News Flash
LONDON, June 24, 2025 (BSS/AFP) - Renowned UK architect Norman Foster has won a competition to design Britain's national memorial to the late Queen Elizabeth II.
Famed for designs that have fused technology and nature and transformed modern cityscapes, Foster, 90, said the opportunity was an "honour and a privilege".
The memorial will include a statue of the queen, a keen horsewoman, on horseback and another of her arm in arm with her late husband Prince Philip.
Elizabeth, Britain's longest serving monarch, died in September 2022 aged 96 after more than 70 years on the throne.
She was was succeeded by her eldest son, who became King Charles III.
The memorial in St James's Park next to Buckingham Palace will also include a glass bridge inspired by the queen's wedding tiara.
"At the heart of our masterplan is a translucent bridge symbolic of her majesty as a unifying force, bringing together nations, countries, the Commonwealth, charities and the armed forces," Foster said in a statement.

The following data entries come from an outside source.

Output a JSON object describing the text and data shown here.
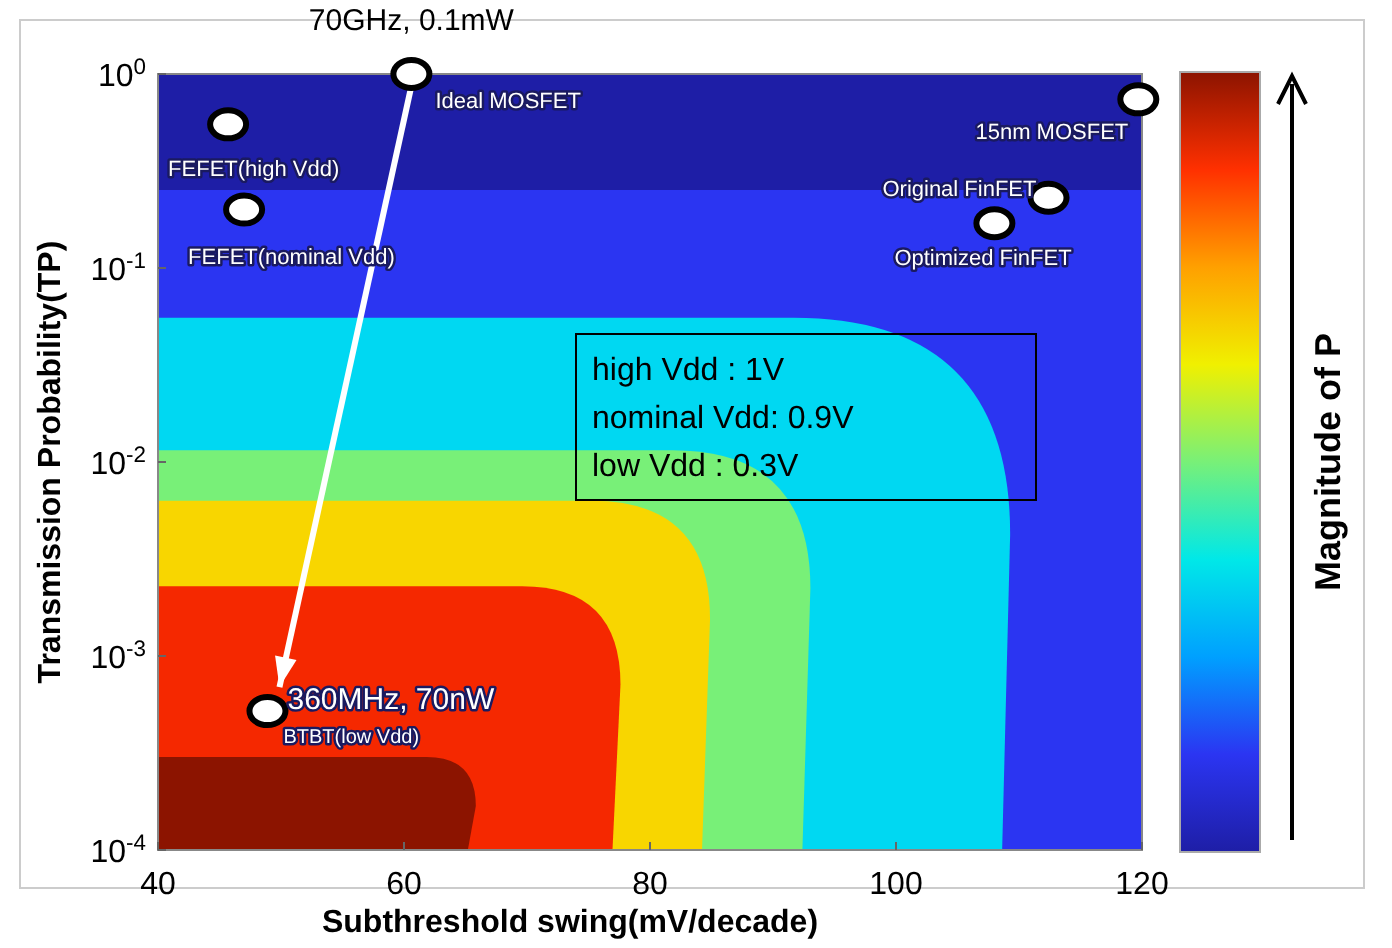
{
  "chart_data": {
    "type": "scatter",
    "xlabel": "Subthreshold swing(mV/decade)",
    "ylabel": "Transmission Probability(TP)",
    "clabel": "Magnitude of P",
    "series": [
      {
        "color": "#ffffff",
        "x": [
          60.6,
          45.7,
          47,
          119.7,
          112.4,
          108,
          48.9
        ],
        "values": [
          1,
          0.55,
          0.2,
          0.74,
          0.23,
          0.17,
          0.00052
        ]
      }
    ],
    "xlim": [
      40,
      120
    ],
    "xticks": [
      40,
      60,
      80,
      100,
      120
    ],
    "ylim": [
      0.0001,
      1
    ],
    "yticks": [
      {
        "value": 0.0001,
        "label": "10$^{-4}$"
      },
      {
        "value": 0.001,
        "label": "10$^{-3}$"
      },
      {
        "value": 0.01,
        "label": "10$^{-2}$"
      },
      {
        "value": 0.1,
        "label": "10$^{-1}$"
      },
      {
        "value": 1,
        "label": "10$^{0}$"
      }
    ],
    "log": "y",
    "grid": false,
    "marker": "circle",
    "annotations": [
      {
        "text": "Ideal MOSFET",
        "x": 60.6,
        "y": 1
      },
      {
        "text": "70GHz, 0.1mW",
        "x": 60.6,
        "y": 1
      },
      {
        "text": "FEFET(high Vdd)",
        "x": 45.7,
        "y": 0.55
      },
      {
        "text": "FEFET(nominal Vdd)",
        "x": 47,
        "y": 0.2
      },
      {
        "text": "15nm MOSFET",
        "x": 119.7,
        "y": 0.74
      },
      {
        "text": "Original FinFET",
        "x": 112.4,
        "y": 0.23
      },
      {
        "text": "Optimized FinFET",
        "x": 108,
        "y": 0.17
      },
      {
        "text": "BTBT(low Vdd)",
        "x": 48.9,
        "y": 0.00052
      },
      {
        "text": "360MHz, 70nW",
        "x": 48.9,
        "y": 0.00052
      },
      "high Vdd : 1V",
      "nominal Vdd: 0.9V",
      "low Vdd : 0.3V"
    ]
  }
}
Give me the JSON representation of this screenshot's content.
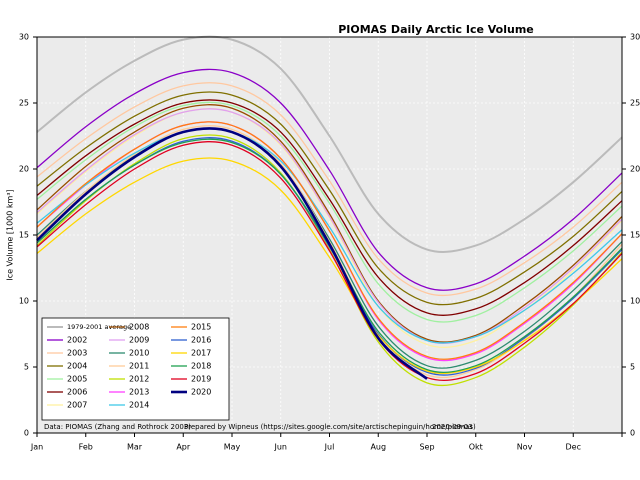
{
  "chart_data": {
    "type": "line",
    "title": "PIOMAS Daily Arctic Ice Volume",
    "y_label": "Ice Volume [1000 km³]",
    "notes": [
      "Data: PIOMAS (Zhang and Rothrock 2003)",
      "Prepared by Wipneus (https://sites.google.com/site/arctischepinguin/home/piomas)",
      "2020-09-03"
    ],
    "categories": [
      "Jan",
      "Feb",
      "Mar",
      "Apr",
      "May",
      "Jun",
      "Jul",
      "Aug",
      "Sep",
      "Okt",
      "Nov",
      "Dec",
      null
    ],
    "ylim": [
      0,
      30
    ],
    "yticks": [
      0,
      5,
      10,
      15,
      20,
      25,
      30
    ],
    "grid": true,
    "series": [
      {
        "name": "1979-2001 average",
        "color": "#bbbbbb",
        "width": 2,
        "values": [
          22.8,
          25.8,
          28.2,
          29.8,
          29.8,
          27.6,
          22.5,
          16.6,
          13.9,
          14.2,
          16.2,
          19.0,
          22.4
        ]
      },
      {
        "name": "2002",
        "color": "#8a00c8",
        "width": 1.3,
        "values": [
          20.1,
          23.2,
          25.7,
          27.3,
          27.3,
          25.0,
          19.9,
          13.7,
          11.0,
          11.3,
          13.4,
          16.2,
          19.7
        ]
      },
      {
        "name": "2003",
        "color": "#ffc8a0",
        "width": 1.3,
        "values": [
          19.4,
          22.3,
          24.7,
          26.3,
          26.3,
          24.1,
          19.1,
          13.2,
          10.6,
          10.9,
          12.9,
          15.6,
          19.0
        ]
      },
      {
        "name": "2004",
        "color": "#807000",
        "width": 1.3,
        "values": [
          18.7,
          21.6,
          24.0,
          25.6,
          25.6,
          23.4,
          18.4,
          12.5,
          9.9,
          10.2,
          12.2,
          14.9,
          18.3
        ]
      },
      {
        "name": "2005",
        "color": "#a0f0a0",
        "width": 1.3,
        "values": [
          17.7,
          20.7,
          23.2,
          24.8,
          24.8,
          22.5,
          17.4,
          11.3,
          8.6,
          8.9,
          11.0,
          13.8,
          17.2
        ]
      },
      {
        "name": "2006",
        "color": "#800000",
        "width": 1.3,
        "values": [
          18.0,
          21.0,
          23.4,
          25.0,
          25.0,
          22.8,
          17.7,
          11.8,
          9.1,
          9.4,
          11.4,
          14.2,
          17.6
        ]
      },
      {
        "name": "2007",
        "color": "#fff0a0",
        "width": 1.3,
        "values": [
          16.6,
          19.8,
          22.5,
          24.3,
          24.3,
          21.8,
          16.3,
          9.6,
          6.7,
          7.0,
          9.3,
          12.3,
          16.1
        ]
      },
      {
        "name": "2008",
        "color": "#994c00",
        "width": 1.3,
        "values": [
          16.9,
          20.2,
          22.8,
          24.6,
          24.6,
          22.1,
          16.6,
          10.0,
          7.1,
          7.4,
          9.7,
          12.7,
          16.4
        ]
      },
      {
        "name": "2009",
        "color": "#e0a0f0",
        "width": 1.3,
        "values": [
          16.7,
          19.9,
          22.6,
          24.3,
          24.3,
          21.9,
          16.4,
          9.9,
          7.0,
          7.3,
          9.5,
          12.5,
          16.2
        ]
      },
      {
        "name": "2010",
        "color": "#2e8b70",
        "width": 1.3,
        "values": [
          15.0,
          18.3,
          21.0,
          22.8,
          22.8,
          20.3,
          14.7,
          8.1,
          5.1,
          5.5,
          7.7,
          10.8,
          14.5
        ]
      },
      {
        "name": "2011",
        "color": "#ffcc99",
        "width": 1.3,
        "values": [
          14.8,
          18.3,
          21.1,
          23.0,
          23.0,
          20.4,
          14.5,
          7.5,
          4.4,
          4.8,
          7.1,
          10.3,
          14.3
        ]
      },
      {
        "name": "2012",
        "color": "#c0e000",
        "width": 1.3,
        "values": [
          14.2,
          17.6,
          20.4,
          22.3,
          22.3,
          19.7,
          13.9,
          6.9,
          3.8,
          4.2,
          6.5,
          9.7,
          13.7
        ]
      },
      {
        "name": "2013",
        "color": "#ff40ff",
        "width": 1.3,
        "values": [
          15.6,
          18.8,
          21.5,
          23.3,
          23.3,
          20.8,
          15.3,
          8.6,
          5.7,
          6.0,
          8.3,
          11.3,
          15.1
        ]
      },
      {
        "name": "2014",
        "color": "#40c8e8",
        "width": 1.3,
        "values": [
          15.9,
          18.8,
          21.2,
          22.8,
          22.8,
          20.6,
          15.6,
          9.6,
          7.0,
          7.3,
          9.3,
          12.1,
          15.4
        ]
      },
      {
        "name": "2015",
        "color": "#ff7f10",
        "width": 1.3,
        "values": [
          15.6,
          18.9,
          21.5,
          23.3,
          23.3,
          20.8,
          15.3,
          8.7,
          5.8,
          6.1,
          8.4,
          11.4,
          15.1
        ]
      },
      {
        "name": "2016",
        "color": "#3060d0",
        "width": 1.3,
        "values": [
          14.4,
          17.7,
          20.3,
          22.1,
          22.1,
          19.6,
          14.1,
          7.5,
          4.6,
          4.9,
          7.2,
          10.2,
          13.9
        ]
      },
      {
        "name": "2017",
        "color": "#ffd700",
        "width": 1.3,
        "values": [
          13.6,
          16.6,
          19.0,
          20.6,
          20.6,
          18.4,
          13.3,
          7.4,
          4.7,
          5.0,
          7.0,
          9.8,
          13.2
        ]
      },
      {
        "name": "2018",
        "color": "#20a050",
        "width": 1.3,
        "values": [
          14.4,
          17.7,
          20.3,
          22.0,
          22.0,
          19.6,
          14.2,
          7.7,
          4.8,
          5.1,
          7.3,
          10.3,
          14.0
        ]
      },
      {
        "name": "2019",
        "color": "#e00020",
        "width": 1.3,
        "values": [
          14.1,
          17.3,
          20.0,
          21.8,
          21.8,
          19.3,
          13.8,
          7.1,
          4.2,
          4.5,
          6.8,
          9.8,
          13.6
        ]
      },
      {
        "name": "2020",
        "color": "#000080",
        "width": 2.6,
        "values": [
          14.6,
          18.1,
          20.9,
          22.8,
          22.8,
          20.2,
          14.3,
          7.2,
          4.1,
          null,
          null,
          null,
          null
        ]
      }
    ]
  }
}
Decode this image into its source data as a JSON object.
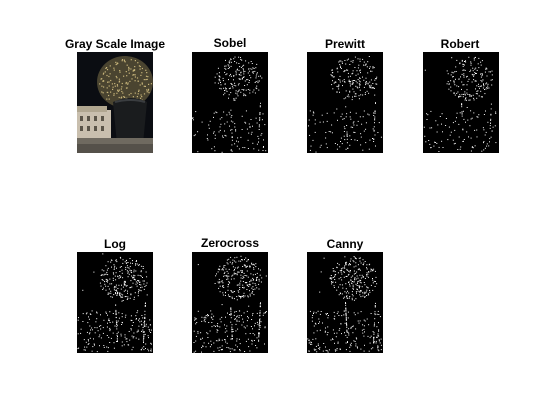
{
  "figure": {
    "background": "#ffffff",
    "panels": [
      {
        "title": "Gray Scale Image",
        "kind": "photo"
      },
      {
        "title": "Sobel",
        "kind": "edges"
      },
      {
        "title": "Prewitt",
        "kind": "edges"
      },
      {
        "title": "Robert",
        "kind": "edges"
      },
      {
        "title": "Log",
        "kind": "edges"
      },
      {
        "title": "Zerocross",
        "kind": "edges"
      },
      {
        "title": "Canny",
        "kind": "edges"
      }
    ],
    "colors": {
      "edge_background": "#000000",
      "edge_pixel": "#ffffff",
      "photo_sky": "#0b0d12",
      "photo_foliage": "#9a8a5a",
      "photo_pot": "#1a1c1e",
      "photo_building": "#c9bfae",
      "photo_ground": "#6f6a60"
    }
  }
}
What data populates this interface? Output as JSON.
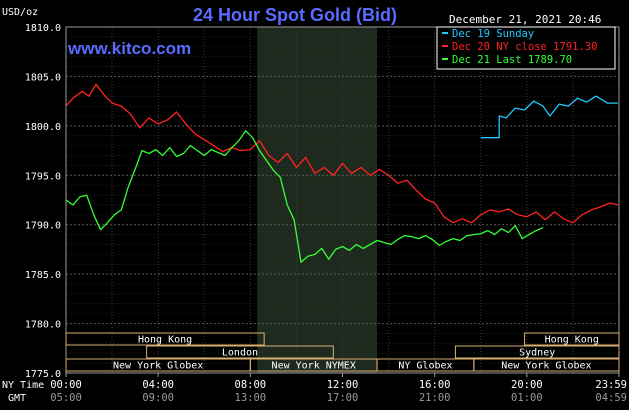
{
  "header": {
    "units": "USD/oz",
    "title": "24 Hour Spot Gold (Bid)",
    "timestamp": "December 21, 2021 20:46",
    "watermark": "www.kitco.com"
  },
  "legend": [
    {
      "label": "Dec 19 Sunday",
      "color": "#22c8ff"
    },
    {
      "label": "Dec 20 NY close 1791.30",
      "color": "#ff2222"
    },
    {
      "label": "Dec 21 Last 1789.70",
      "color": "#33ff33"
    }
  ],
  "markets": [
    {
      "label": "Hong Kong",
      "row": 0,
      "start": 0,
      "end": 8.6
    },
    {
      "label": "Hong Kong",
      "row": 0,
      "start": 19.9,
      "end": 24
    },
    {
      "label": "London",
      "row": 1,
      "start": 3.5,
      "end": 11.6
    },
    {
      "label": "Sydney",
      "row": 1,
      "start": 16.9,
      "end": 24
    },
    {
      "label": "New York Globex",
      "row": 2,
      "start": 0,
      "end": 8.0
    },
    {
      "label": "New York NYMEX",
      "row": 2,
      "start": 8.0,
      "end": 13.5
    },
    {
      "label": "NY Globex",
      "row": 2,
      "start": 13.5,
      "end": 17.7
    },
    {
      "label": "New York Globex",
      "row": 2,
      "start": 17.7,
      "end": 24
    }
  ],
  "axis_labels": {
    "ny_time": "NY Time",
    "gmt": "GMT"
  },
  "x_ticks_ny": [
    "00:00",
    "04:00",
    "08:00",
    "12:00",
    "16:00",
    "20:00",
    "23:59"
  ],
  "x_ticks_gmt": [
    "05:00",
    "09:00",
    "13:00",
    "17:00",
    "21:00",
    "01:00",
    "04:59"
  ],
  "y_ticks": [
    "1810.0",
    "1805.0",
    "1800.0",
    "1795.0",
    "1790.0",
    "1785.0",
    "1780.0",
    "1775.0"
  ],
  "chart_data": {
    "type": "line",
    "title": "24 Hour Spot Gold (Bid)",
    "ylabel": "USD/oz",
    "xlabel": "NY Time",
    "xlim": [
      0,
      24
    ],
    "ylim": [
      1775,
      1810
    ],
    "grid": true,
    "legend_position": "top-right",
    "highlight_hours": [
      8.3,
      13.5
    ],
    "series": [
      {
        "name": "Dec 19 Sunday",
        "color": "#22c8ff",
        "x": [
          18.0,
          18.8,
          18.8,
          19.1,
          19.5,
          19.9,
          20.3,
          20.7,
          21.0,
          21.4,
          21.8,
          22.2,
          22.6,
          23.0,
          23.5,
          23.95
        ],
        "y": [
          1798.8,
          1798.8,
          1801.0,
          1800.8,
          1801.8,
          1801.6,
          1802.5,
          1802.0,
          1801.0,
          1802.2,
          1802.0,
          1802.8,
          1802.4,
          1803.0,
          1802.3,
          1802.3
        ]
      },
      {
        "name": "Dec 20 NY close 1791.30",
        "color": "#ff2222",
        "x": [
          0,
          0.3,
          0.7,
          1.0,
          1.3,
          1.7,
          2.0,
          2.4,
          2.8,
          3.2,
          3.6,
          4.0,
          4.4,
          4.8,
          5.2,
          5.6,
          6.0,
          6.4,
          6.8,
          7.2,
          7.6,
          8.0,
          8.4,
          8.8,
          9.2,
          9.6,
          10.0,
          10.4,
          10.8,
          11.2,
          11.6,
          12.0,
          12.4,
          12.8,
          13.2,
          13.6,
          14.0,
          14.4,
          14.8,
          15.2,
          15.6,
          16.0,
          16.4,
          16.8,
          17.2,
          17.6,
          18.0,
          18.4,
          18.8,
          19.2,
          19.6,
          20.0,
          20.4,
          20.8,
          21.2,
          21.6,
          22.0,
          22.4,
          22.8,
          23.2,
          23.6,
          23.95
        ],
        "y": [
          1802.0,
          1802.8,
          1803.5,
          1803.0,
          1804.2,
          1803.0,
          1802.3,
          1802.0,
          1801.2,
          1799.8,
          1800.8,
          1800.2,
          1800.6,
          1801.4,
          1800.2,
          1799.2,
          1798.6,
          1798.0,
          1797.4,
          1797.8,
          1797.5,
          1797.6,
          1798.5,
          1797.0,
          1796.3,
          1797.2,
          1795.8,
          1796.8,
          1795.2,
          1795.8,
          1795.0,
          1796.2,
          1795.2,
          1795.8,
          1795.0,
          1795.6,
          1795.0,
          1794.2,
          1794.5,
          1793.5,
          1792.6,
          1792.2,
          1790.8,
          1790.2,
          1790.6,
          1790.2,
          1791.0,
          1791.5,
          1791.3,
          1791.6,
          1791.0,
          1790.8,
          1791.3,
          1790.5,
          1791.3,
          1790.6,
          1790.2,
          1791.0,
          1791.5,
          1791.8,
          1792.2,
          1792.0
        ]
      },
      {
        "name": "Dec 21 Last 1789.70",
        "color": "#33ff33",
        "x": [
          0,
          0.3,
          0.6,
          0.9,
          1.2,
          1.5,
          1.8,
          2.1,
          2.4,
          2.7,
          3.0,
          3.3,
          3.6,
          3.9,
          4.2,
          4.5,
          4.8,
          5.1,
          5.4,
          5.7,
          6.0,
          6.3,
          6.6,
          6.9,
          7.2,
          7.5,
          7.8,
          8.1,
          8.4,
          8.7,
          9.0,
          9.3,
          9.6,
          9.9,
          10.2,
          10.5,
          10.8,
          11.1,
          11.4,
          11.7,
          12.0,
          12.3,
          12.6,
          12.9,
          13.2,
          13.5,
          13.8,
          14.1,
          14.4,
          14.7,
          15.0,
          15.3,
          15.6,
          15.9,
          16.2,
          16.5,
          16.8,
          17.1,
          17.4,
          17.7,
          18.0,
          18.3,
          18.6,
          18.9,
          19.2,
          19.5,
          19.8,
          20.1,
          20.4,
          20.7
        ],
        "y": [
          1792.5,
          1792.0,
          1792.8,
          1793.0,
          1791.0,
          1789.5,
          1790.2,
          1791.0,
          1791.5,
          1793.8,
          1795.6,
          1797.5,
          1797.2,
          1797.6,
          1797.0,
          1797.8,
          1796.9,
          1797.2,
          1798.0,
          1797.5,
          1797.0,
          1797.6,
          1797.3,
          1797.0,
          1797.8,
          1798.5,
          1799.5,
          1798.8,
          1797.5,
          1796.5,
          1795.5,
          1794.8,
          1792.0,
          1790.5,
          1786.2,
          1786.8,
          1787.0,
          1787.6,
          1786.5,
          1787.5,
          1787.8,
          1787.4,
          1788.0,
          1787.6,
          1788.0,
          1788.4,
          1788.2,
          1788.0,
          1788.5,
          1788.9,
          1788.8,
          1788.6,
          1788.9,
          1788.5,
          1787.9,
          1788.3,
          1788.6,
          1788.4,
          1788.9,
          1789.0,
          1789.1,
          1789.4,
          1789.0,
          1789.6,
          1789.2,
          1789.9,
          1788.6,
          1789.0,
          1789.4,
          1789.7
        ]
      }
    ]
  }
}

Foster has been shaping urban landscapes since the 1960s and won the Pritzker Prize, the equivalent of the Nobel Prize in architecture, in 1999.
His statement projects include Apple's giant ring-shaped headquarters in California, London's Wembley Stadium and Millennium Bridge, and Berlin's Reichstag.
Foster was personally appointed to the Order of Merit by the Queen in 1997, an elite group of no more than 24 people honoured for their contribution to the arts, learning, literature and science.
The final plans for the memorial will be unveiled next year.